Так и домчалось до конца мая. И все эти пять месяцев Фёдор был безмерно счастлив. Он любил околачиваться в детском саду и наблюдать за работой любимой своей женщины. Дети были разные: кто-то заикался, кто-то не выговаривал буквы,
кто-то, вообще, только мычал. Но особенно ему нравились братья-близнецы. Эти два бандита произносили совершенно одинаково звук «фэ». Выговаривали они его старательно, да так, что изо рта, вместе со звуком, вылетало огромное количество слюней. Фёдора такое явление очень забавляло ещё и потому, что брызги эти выскакивали только в тот момент, когда близнецы находились в непосредственной близости от кого-либо. Находясь рядом с его Тоней, братья истошно начинали вопить: «Антонина Феликсовна! Антонина Феликсовна!!!», и Тонечка с ног до головы омывалась их слюноотделениями. Однажды, когда вся ребятня уже привыкла к его появлениям, приключился небольшой казус. Находившееся рядом, с оплёванной уже Тоней, сорванцы, увидев его, входящего в класс для занятий, истошно заорали: «Дядя!». «…Фёдор!» – подсказала им Тоня, и они рванули со всех ног к нему, извергая, словно заклинание: «Дядя Фёдор! Дядя Фёдор!!!»
– Стоять! Оба!!! На месте!!! – резко заорал дядя Фёдор, на миг, представивший себя таким же оплёванным, как и его возлюбленная.

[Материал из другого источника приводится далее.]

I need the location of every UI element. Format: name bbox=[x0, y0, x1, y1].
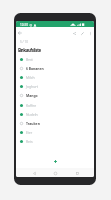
staticText: Kaffee bbox=[26, 103, 37, 108]
staticText: Reis bbox=[26, 139, 33, 144]
button[interactable]: Back bbox=[16, 29, 24, 37]
button[interactable]: Milch bbox=[16, 73, 94, 82]
staticText: Mango bbox=[26, 93, 38, 98]
button[interactable]: Mango bbox=[16, 91, 94, 100]
staticText: 5 / 10 bbox=[20, 40, 29, 44]
staticText: Joghurt bbox=[26, 84, 38, 89]
button[interactable]: Recent apps bbox=[73, 169, 81, 177]
staticText: Brot bbox=[26, 57, 33, 62]
button[interactable]: Reis bbox=[16, 137, 94, 146]
button[interactable]: Brot bbox=[16, 55, 94, 64]
staticText: 12:30 ◎ ▲ bbox=[20, 23, 37, 27]
button[interactable]: 6 Bananen bbox=[16, 64, 94, 73]
button[interactable]: Trauben bbox=[16, 119, 94, 128]
button[interactable]: Add item bbox=[50, 156, 60, 166]
staticText: Nudeln bbox=[26, 112, 38, 117]
button[interactable]: Home bbox=[51, 169, 59, 177]
button[interactable]: Kaffee bbox=[16, 101, 94, 110]
button[interactable]: Back bbox=[30, 169, 38, 177]
button[interactable]: More options bbox=[86, 29, 94, 37]
staticText: Einkaufsliste bbox=[18, 47, 41, 53]
button[interactable]: Nudeln bbox=[16, 110, 94, 119]
staticText: Milch bbox=[26, 75, 35, 80]
button[interactable]: Share list bbox=[70, 29, 78, 37]
button[interactable]: Edit list bbox=[78, 29, 86, 37]
button[interactable]: Eier bbox=[16, 128, 94, 137]
staticText: Trauben bbox=[26, 121, 40, 126]
staticText: Eier bbox=[26, 130, 33, 135]
button[interactable]: Joghurt bbox=[16, 82, 94, 91]
staticText: 6 Bananen bbox=[26, 66, 44, 71]
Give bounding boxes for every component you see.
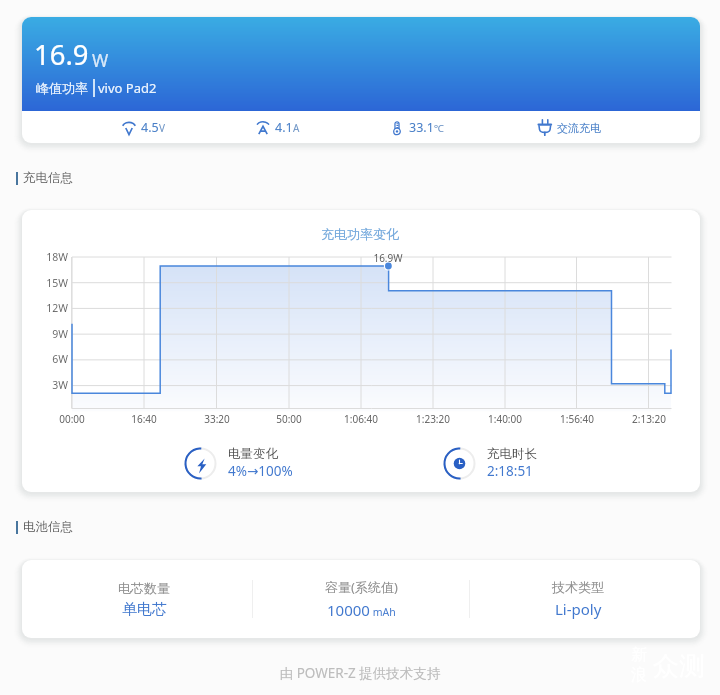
staticText: A (293, 121, 300, 135)
staticText: 4.1 (275, 119, 293, 136)
staticText: vivo Pad2 (98, 79, 157, 97)
staticText: 16.9 (34, 36, 89, 73)
other: Temperature (390, 121, 404, 135)
staticText: 1:23:20 (398, 412, 468, 426)
staticText: 电量变化 (228, 446, 278, 462)
other: Current (256, 121, 270, 135)
staticText: W (92, 48, 109, 72)
staticText: 2:18:51 (487, 462, 533, 480)
staticText: V (159, 121, 165, 135)
staticText: 技术类型 (552, 579, 604, 595)
staticText: 峰值功率 (36, 80, 88, 96)
other: AC charging (537, 119, 552, 136)
button[interactable]: 充电时长 (442, 446, 572, 480)
staticText: 33.1 (409, 119, 434, 136)
staticText: 充电时长 (487, 446, 537, 462)
staticText: 电芯数量 (118, 580, 170, 596)
staticText: 充电功率变化 (260, 226, 460, 242)
button[interactable]: 16.9 (22, 17, 700, 111)
staticText: 充电信息 (23, 170, 73, 186)
staticText: Li-poly (555, 599, 602, 619)
button[interactable]: 容量(系统值) (253, 578, 469, 620)
button[interactable]: 电量变化 (183, 446, 313, 480)
staticText: 2:13:20 (614, 412, 684, 426)
button[interactable]: AC charging (509, 111, 629, 143)
staticText: 16:40 (109, 412, 179, 426)
staticText: 容量(系统值) (325, 578, 398, 596)
staticText: ℃ (434, 121, 444, 135)
button[interactable]: Voltage (83, 111, 203, 143)
staticText: 电池信息 (23, 519, 73, 535)
staticText: 18W (22, 250, 68, 264)
staticText: 1:40:00 (470, 412, 540, 426)
staticText: 10000 (327, 600, 370, 620)
staticText: 3W (22, 378, 68, 392)
button[interactable]: Current (218, 111, 338, 143)
staticText: 16.9W (353, 251, 423, 265)
button[interactable]: 技术类型 (470, 579, 686, 619)
staticText: 1:06:40 (326, 412, 396, 426)
staticText: 12W (22, 301, 68, 315)
staticText: 4%→100% (228, 462, 293, 480)
staticText: 00:00 (37, 412, 107, 426)
button[interactable]: Temperature (357, 111, 477, 143)
staticText: 6W (22, 352, 68, 366)
staticText: mAh (370, 605, 396, 619)
button[interactable]: 电芯数量 (36, 580, 252, 619)
staticText: 50:00 (254, 412, 324, 426)
staticText: 15W (22, 276, 68, 290)
staticText: 由 POWER-Z 提供技术支持 (200, 664, 520, 682)
staticText: 单电芯 (122, 600, 167, 619)
staticText: 33:20 (182, 412, 252, 426)
staticText: 交流充电 (557, 121, 601, 135)
staticText: 1:56:40 (542, 412, 612, 426)
staticText: 4.5 (141, 119, 159, 136)
staticText: 9W (22, 327, 68, 341)
other: Voltage (122, 121, 136, 135)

От такого рыка, не ожидавшие его, близнецы-братья стали, будто Сивки-бурки, вещие каурки. Испугалась и Антонина Феликсовна. Но уже через мгновение все развеселились, а затем веселье переросло в неуёмный хохот. Поняли ли близнецы, над чем они смеялись вместе со всей группой, но после этого случая братьев убрали из группы детей с речевыми отклонениями, так как слюновыделения у них прекратились, а «дядя Фёдор» возгордился от своих, как он считал, педагогических способностей.
Наступил май. Точнее, конец мая.
Федю нашего то ли обидел кто, то ли озлился он на весь белый свет, но выпил он в тот день прилично. Сидя дома, в полном одиночестве и крепко поддатый, захотел он неожиданно, почему-то, любви и ласки. Обулся Фёдор, надушился дорогим одеколоном и вышел из квартиры, намереваясь увидеть свою Тосю. А дверь квартирная была у него железная, а потому очень тяжёлая. Вот, наш Федя и стал её закрывать. Ударил ею раз, а она не примыкает к косяку. Ударил второй… и застонал от боли: нога его левая во время ударов этих не успела перешагнуть через дверной проём, и получалось, что Фёдор бил дверью аккуратно по своей ноге.
Сломал Фёдор ногу, в двух местах, в тех же, что сломал и тридцатого апреля 2004 года, когда заскакивал в маршрутку, опаздывая на свидание с Настей Кавалергардской. И как тогда, приехала Скорая, увезла в больницу, и загипсовал ему туже ногу, тот же врач. Точь-в-точь, день-в-день, только тогда месяцем раньше. Чуть не дотянул Господь до девяти лет.